51. When your family member was last sick, what did you do?
Daughter with cold, cough. Contacted doctor.

52. How is your sexual energy?
Normal. But there's ZERO enjoyment. Just do it and that's it.

53. How do you react to consolation
Normal.

54. What part of your life do you have the most difficulty coping with.
35 - 45 - getting older without a family life.

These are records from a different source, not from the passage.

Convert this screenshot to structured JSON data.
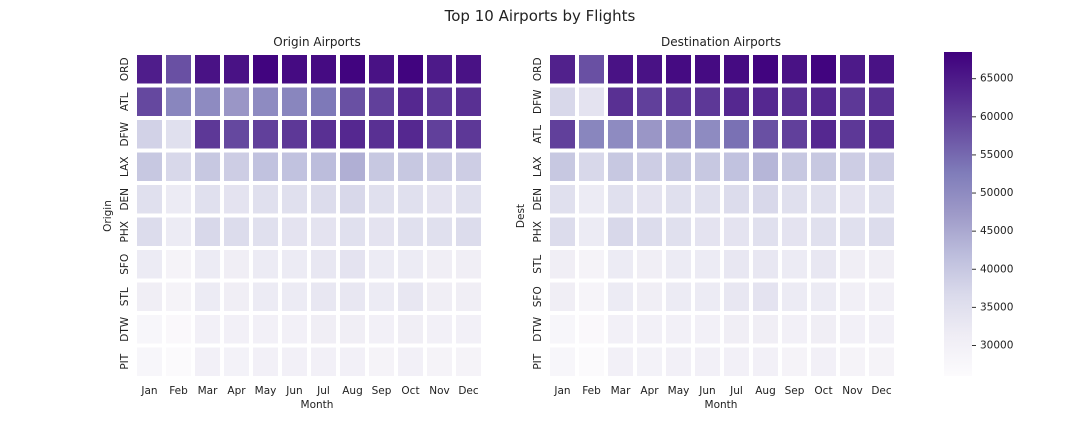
{
  "figure": {
    "title": "Top 10 Airports by Flights"
  },
  "chart_data": [
    {
      "type": "heatmap",
      "title": "Origin Airports",
      "xlabel": "Month",
      "ylabel": "Origin",
      "x": [
        "Jan",
        "Feb",
        "Mar",
        "Apr",
        "May",
        "Jun",
        "Jul",
        "Aug",
        "Sep",
        "Oct",
        "Nov",
        "Dec"
      ],
      "y": [
        "ORD",
        "ATL",
        "DFW",
        "LAX",
        "DEN",
        "PHX",
        "SFO",
        "STL",
        "DTW",
        "PIT"
      ],
      "values": [
        [
          64500,
          58000,
          66000,
          66000,
          68000,
          67000,
          67000,
          68000,
          66000,
          68000,
          65000,
          66000
        ],
        [
          59000,
          51000,
          50000,
          48000,
          50000,
          51000,
          53000,
          58000,
          60000,
          63000,
          61000,
          62000
        ],
        [
          38000,
          35000,
          61000,
          59000,
          60000,
          61000,
          62000,
          63000,
          62000,
          63000,
          60000,
          61000
        ],
        [
          40000,
          37000,
          40000,
          39000,
          41000,
          41000,
          42000,
          44000,
          40000,
          40000,
          39000,
          39000
        ],
        [
          35000,
          32000,
          35000,
          34000,
          35000,
          35000,
          36000,
          37000,
          35000,
          35000,
          34000,
          35000
        ],
        [
          36000,
          32000,
          37000,
          36000,
          35000,
          34000,
          34000,
          35000,
          34000,
          35000,
          35000,
          36000
        ],
        [
          32000,
          29000,
          32000,
          31000,
          32000,
          32000,
          33000,
          34000,
          32000,
          32000,
          31000,
          31000
        ],
        [
          31000,
          29000,
          32000,
          31000,
          32000,
          32000,
          33000,
          33000,
          32000,
          33000,
          31000,
          31000
        ],
        [
          28000,
          27000,
          30000,
          30000,
          30000,
          30000,
          31000,
          31000,
          30000,
          31000,
          30000,
          30000
        ],
        [
          28000,
          26500,
          30000,
          29500,
          30000,
          30000,
          30000,
          30000,
          29000,
          30000,
          29000,
          29000
        ]
      ]
    },
    {
      "type": "heatmap",
      "title": "Destination Airports",
      "xlabel": "Month",
      "ylabel": "Dest",
      "x": [
        "Jan",
        "Feb",
        "Mar",
        "Apr",
        "May",
        "Jun",
        "Jul",
        "Aug",
        "Sep",
        "Oct",
        "Nov",
        "Dec"
      ],
      "y": [
        "ORD",
        "DFW",
        "ATL",
        "LAX",
        "DEN",
        "PHX",
        "STL",
        "SFO",
        "DTW",
        "PIT"
      ],
      "values": [
        [
          64000,
          58000,
          66000,
          66000,
          67000,
          67000,
          67000,
          68000,
          66000,
          68000,
          65000,
          66000
        ],
        [
          37000,
          34000,
          62000,
          60000,
          61000,
          61000,
          63000,
          63000,
          62000,
          63000,
          61000,
          62000
        ],
        [
          60000,
          51000,
          50000,
          48000,
          49000,
          50000,
          54000,
          58000,
          60000,
          63000,
          61000,
          62000
        ],
        [
          40000,
          37000,
          40000,
          39000,
          40000,
          40000,
          41000,
          43000,
          40000,
          40000,
          39000,
          39000
        ],
        [
          35000,
          32000,
          35000,
          34000,
          35000,
          35000,
          36000,
          37000,
          35000,
          35000,
          34000,
          35000
        ],
        [
          36000,
          32000,
          37000,
          36000,
          35000,
          34000,
          34000,
          35000,
          34000,
          35000,
          35000,
          36000
        ],
        [
          31000,
          29000,
          32000,
          31000,
          32000,
          32000,
          33000,
          33000,
          32000,
          33000,
          31000,
          31000
        ],
        [
          31000,
          28500,
          32000,
          31000,
          32000,
          32000,
          33000,
          34000,
          32000,
          32000,
          30500,
          30500
        ],
        [
          28000,
          27000,
          30000,
          30000,
          30000,
          30000,
          31000,
          31000,
          30000,
          31000,
          30000,
          30000
        ],
        [
          28000,
          26500,
          30000,
          29500,
          30000,
          30000,
          30000,
          30000,
          29000,
          30000,
          29000,
          29000
        ]
      ]
    }
  ],
  "colorbar": {
    "colormap": "Purples",
    "min": 26000,
    "max": 68500,
    "ticks": [
      30000,
      35000,
      40000,
      45000,
      50000,
      55000,
      60000,
      65000
    ],
    "tick_labels": [
      "30000",
      "35000",
      "40000",
      "45000",
      "50000",
      "55000",
      "60000",
      "65000"
    ],
    "colors_low_to_high": [
      "#fcfbfd",
      "#efedf5",
      "#dadaeb",
      "#bcbddc",
      "#9e9ac8",
      "#807dba",
      "#6a51a3",
      "#54278f",
      "#3f007d"
    ]
  }
}
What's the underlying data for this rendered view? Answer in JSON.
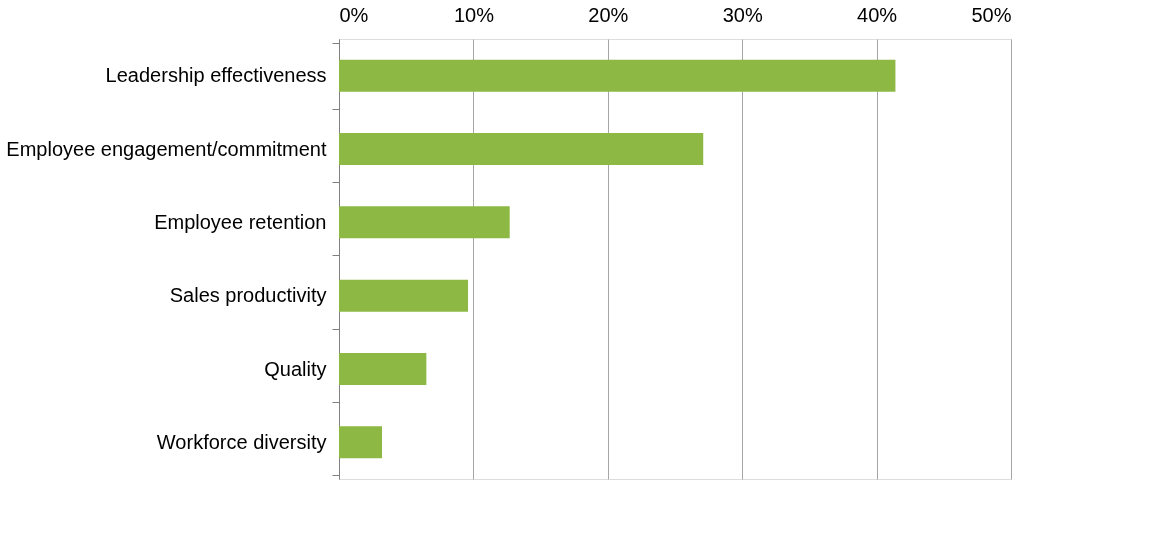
{
  "chart_data": {
    "type": "bar",
    "orientation": "horizontal",
    "categories": [
      "Leadership effectiveness",
      "Employee engagement/commitment",
      "Employee retention",
      "Sales productivity",
      "Quality",
      "Workforce diversity"
    ],
    "values": [
      41.4,
      27.1,
      12.7,
      9.6,
      6.5,
      3.2
    ],
    "color": "#8db843",
    "xlim": [
      0,
      50
    ],
    "xticks": [
      {
        "value": 0,
        "label": "0%"
      },
      {
        "value": 10,
        "label": "10%"
      },
      {
        "value": 20,
        "label": "20%"
      },
      {
        "value": 30,
        "label": "30%"
      },
      {
        "value": 40,
        "label": "40%"
      },
      {
        "value": 50,
        "label": "50%"
      }
    ],
    "grid": "x"
  }
}
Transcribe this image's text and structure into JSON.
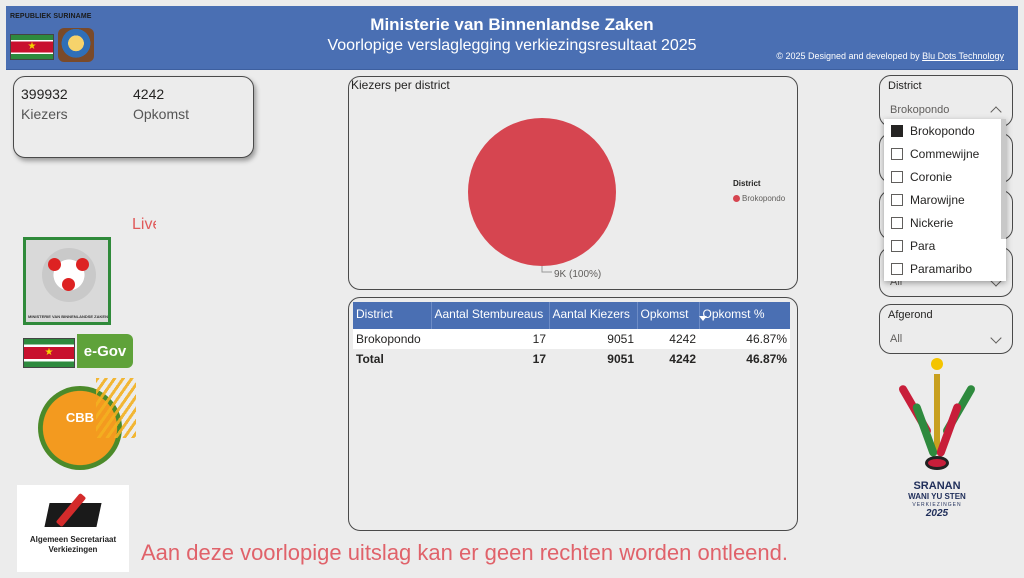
{
  "header": {
    "republic": "REPUBLIEK SURINAME",
    "title": "Ministerie van Binnenlandse Zaken",
    "subtitle": "Voorlopige verslaglegging verkiezingsresultaat 2025",
    "credit_prefix": "© 2025 Designed and developed by ",
    "credit_link": "Blu Dots Technology"
  },
  "kpi": {
    "kiezers_value": "399932",
    "kiezers_label": "Kiezers",
    "opkomst_value": "4242",
    "opkomst_label": "Opkomst"
  },
  "live_text": "Live",
  "logos": {
    "minbiza_caption": "MINISTERIE VAN BINNENLANDSE ZAKEN",
    "egov": "e-Gov",
    "cbb": "CBB",
    "asv_line1": "Algemeen Secretariaat",
    "asv_line2": "Verkiezingen",
    "sranan_line1": "SRANAN",
    "sranan_line2": "WANI YU STEN",
    "sranan_line3": "VERKIEZINGEN",
    "sranan_line4": "2025"
  },
  "pie_chart": {
    "title": "Kiezers per district",
    "legend_title": "District",
    "slice_label": "9K (100%)",
    "color": "#d64550"
  },
  "chart_data": {
    "type": "pie",
    "title": "Kiezers per district",
    "legend_title": "District",
    "categories": [
      "Brokopondo"
    ],
    "values": [
      9051
    ],
    "data_labels": [
      "9K (100%)"
    ]
  },
  "table": {
    "columns": [
      "District",
      "Aantal Stembureaus",
      "Aantal Kiezers",
      "Opkomst",
      "Opkomst %"
    ],
    "rows": [
      [
        "Brokopondo",
        "17",
        "9051",
        "4242",
        "46.87%"
      ]
    ],
    "total": [
      "Total",
      "17",
      "9051",
      "4242",
      "46.87%"
    ]
  },
  "slicers": {
    "district": {
      "title": "District",
      "value": "Brokopondo",
      "options": [
        {
          "label": "Brokopondo",
          "checked": true
        },
        {
          "label": "Commewijne",
          "checked": false
        },
        {
          "label": "Coronie",
          "checked": false
        },
        {
          "label": "Marowijne",
          "checked": false
        },
        {
          "label": "Nickerie",
          "checked": false
        },
        {
          "label": "Para",
          "checked": false
        },
        {
          "label": "Paramaribo",
          "checked": false
        }
      ]
    },
    "afgerond": {
      "title": "Afgerond",
      "value": "All"
    },
    "hidden_slicer_value": "All"
  },
  "disclaimer": "Aan deze voorlopige uitslag kan er geen rechten worden ontleend.",
  "colors": {
    "header_bg": "#4a6fb3",
    "pie_slice": "#d64550",
    "disclaimer": "#e0626a"
  }
}
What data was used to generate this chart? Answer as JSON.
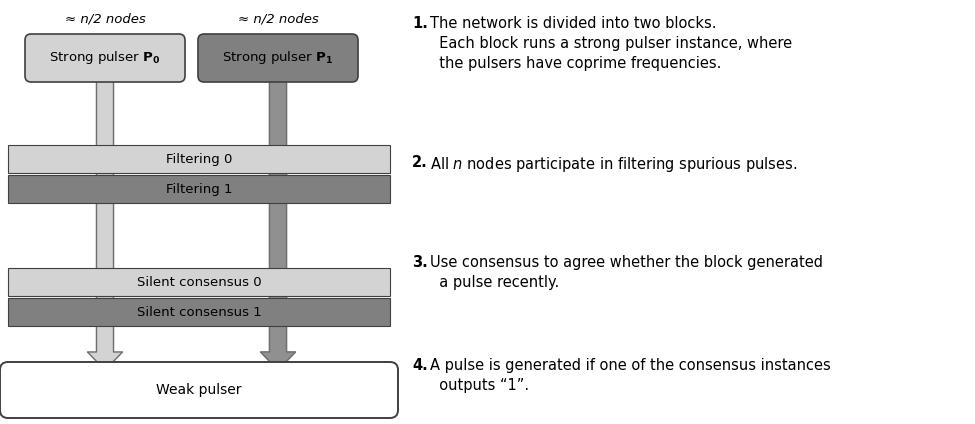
{
  "light_grey": "#d3d3d3",
  "dark_grey": "#808080",
  "arrow_fill_light": "#d3d3d3",
  "arrow_fill_dark": "#909090",
  "arrow_edge": "#707070",
  "box_edge": "#404040",
  "white": "#ffffff",
  "text_color": "#000000",
  "approx_label": "≈ n/2 nodes",
  "filtering0_label": "Filtering 0",
  "filtering1_label": "Filtering 1",
  "sc0_label": "Silent consensus 0",
  "sc1_label": "Silent consensus 1",
  "wp_label": "Weak pulser",
  "fig_width": 9.75,
  "fig_height": 4.24,
  "dpi": 100
}
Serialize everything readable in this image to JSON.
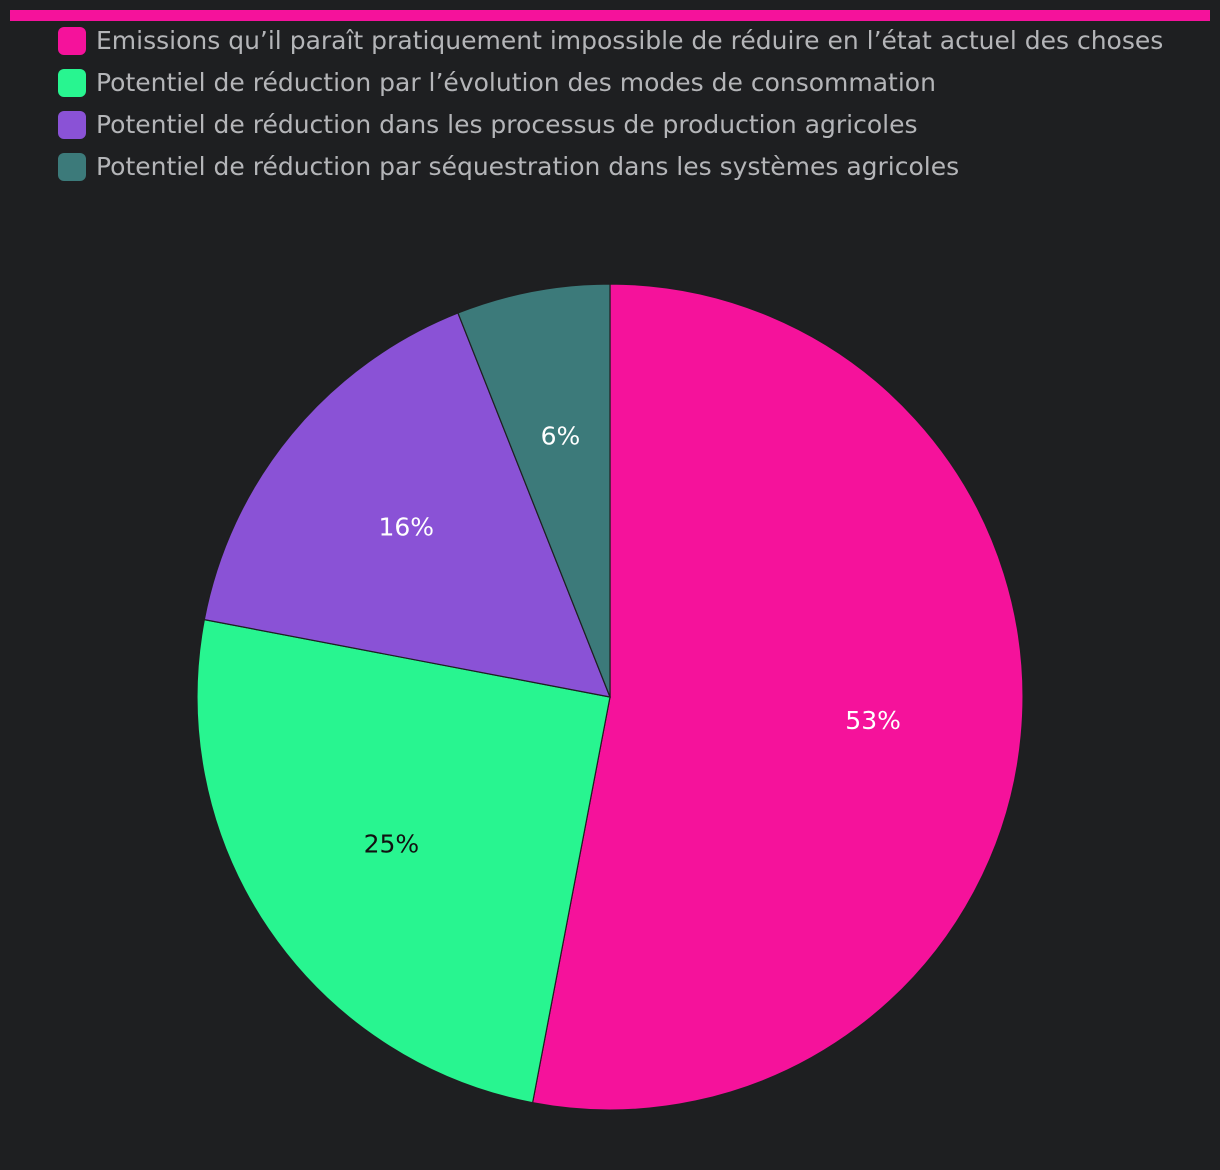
{
  "chart_data": {
    "type": "pie",
    "categories": [
      "Emissions qu’il paraît pratiquement impossible de réduire en l’état actuel des choses",
      "Potentiel de réduction par l’évolution des modes de consommation",
      "Potentiel de réduction dans les processus de production agricoles",
      "Potentiel de réduction par séquestration dans les systèmes agricoles"
    ],
    "values": [
      53,
      25,
      16,
      6
    ],
    "value_labels": [
      "53%",
      "25%",
      "16%",
      "6%"
    ],
    "colors": [
      "#f5129b",
      "#28f590",
      "#8a52d6",
      "#3c7a7a"
    ],
    "label_colors": [
      "#ffffff",
      "#111111",
      "#ffffff",
      "#ffffff"
    ],
    "legend_position": "top-left",
    "start_angle": "12 o'clock",
    "direction": "clockwise"
  }
}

55. What are your hobbies?
Technology, computers, photography.
 
advantis 5 years ago
I am travelling. Will respond ASAP.
 
gavinimurthy 5 years ago
I am back in India. Will study your case and come back at the earliest.

Murthy
 
gavinimurthy 5 years ago
What anti allergic medicines you are taking? What are those allergies?

Murthy
 
gavinimurthy 5 years ago
Zyrtec for nasal allergies. The allergy happens yearly during September to October.
 
advantis 5 years ago
Take sulphur 200c...4pills..in the morning..for 3 days.

Observe for another 4 days without any medicine.

Report after a week.

Murthy
 
gavinimurthy 5 years ago
Thank you. The 200 potencies in the US are not available at all stores. I will give this a try and report.
 
advantis 5 years ago
You can order from 3 USA suppliers
Using this site Remedy Shop.
 
simone717 5 years ago
Thanks for the information.
 
advantis 5 years ago
OK. Took Sulphur 200C on 6, 7 & 8 as suggested. No change in shoulder pain. However, for the last 4 days or so I have had sinus congestion with a lot of yellowish/greenish mucous. I have had this before and the weather is getting colder here. I did not take any medicine for this.

Do you believe Arnica 200 might help for shoulder? I had tried 30 but that did not helped. Also had tried Rhustox and Ruta 30.
 
advantis 5 years ago
Arnica is not indicated now.

Take Kali bich 200c..4 pills..once daily..for three days only and report back.

Also procure Phytolacca 200 c..pills for later use.
 
gavinimurthy 5 years ago
Ok. I did not have kali bi ch in 200. I tried the 30 potency. My cold symptoms are gone for a few days now. Today I found the Phytolacca 200 as well. How should I use it?
Thanks!
 
advantis 5 years ago
Take 4 pills twice a day for three days. No more medicine for another four days. Report after a week.
 
gavinimurthy 5 years ago
Okay. So, followed the directions with Phytolacca. Unfortunately, no change.
Any other ideas?
Thanks!
 
advantis 5 years ago
This is going to be my last prescription. If this too didn't work, please look for help from someone else.

Try causticum 200c.. 4 pills..daily one dose for three days only.